La nuit s’avançait, toujours pluvieuse et glaciale. Les fugitifs souffraient du froid, et, cependant, ce n’était pas sans les plus vives appréhensions qu’ils attendaient le jour. Des aboiements qui arrivaient parfois à leur oreille indiquaient que les chiens avaient été lâchés à travers la presqu’île. Habitués à flairer de loin les convicts, à reconnaître l’accoutrement du bagne, ces animaux ne découvriraient-ils pas l’anfractuosité où se cachaient Farnham et ses compatriotes ?…

Un peu après minuit, la grève était entièrement couverte par la marée montante sous la poussée des vents d’ouest. La mer se gonfla au point que la base de la falaise fut battue par le flot.
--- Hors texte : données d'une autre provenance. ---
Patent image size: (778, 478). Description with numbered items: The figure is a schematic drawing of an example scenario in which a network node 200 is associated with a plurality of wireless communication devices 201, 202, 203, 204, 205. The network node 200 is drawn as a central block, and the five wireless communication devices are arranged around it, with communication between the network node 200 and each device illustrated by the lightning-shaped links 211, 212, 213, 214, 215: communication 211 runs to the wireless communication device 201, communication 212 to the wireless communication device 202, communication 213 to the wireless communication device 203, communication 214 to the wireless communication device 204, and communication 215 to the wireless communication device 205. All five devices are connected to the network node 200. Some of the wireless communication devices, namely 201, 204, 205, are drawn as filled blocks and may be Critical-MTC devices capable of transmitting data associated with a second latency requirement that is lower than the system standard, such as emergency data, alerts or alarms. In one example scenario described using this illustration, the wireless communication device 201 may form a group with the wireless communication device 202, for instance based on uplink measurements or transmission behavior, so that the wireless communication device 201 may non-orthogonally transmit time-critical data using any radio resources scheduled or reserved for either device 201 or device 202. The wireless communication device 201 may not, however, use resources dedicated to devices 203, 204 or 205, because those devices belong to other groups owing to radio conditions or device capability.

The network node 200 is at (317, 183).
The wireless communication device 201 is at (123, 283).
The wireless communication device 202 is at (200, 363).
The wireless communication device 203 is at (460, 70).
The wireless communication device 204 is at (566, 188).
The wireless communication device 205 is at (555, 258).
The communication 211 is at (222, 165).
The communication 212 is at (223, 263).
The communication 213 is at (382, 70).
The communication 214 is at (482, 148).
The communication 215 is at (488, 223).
Pendant une demi-heure, les fugitifs furent inondés jusqu’à mi-jambe. Heureusement, le niveau ne s’éleva pas au delà, et le jusant entraîna les eaux malgré la résistance de la rafale.

Avant le lever du jour, la tempête montra une tendance à diminuer. Le vent peu à peu halait le nord, rendant la baie plus praticable. Farnham, O’Brien et Macarthy pouvaient donc espérer que la mer ne tarderait pas à tomber. Lorsque le jour revint, l’amélioration était sensible. Si les lames déferlaient encore au-delà des récifs, une embarcation aurait sans trop de peine accosté la pointe Saint-James à son revers.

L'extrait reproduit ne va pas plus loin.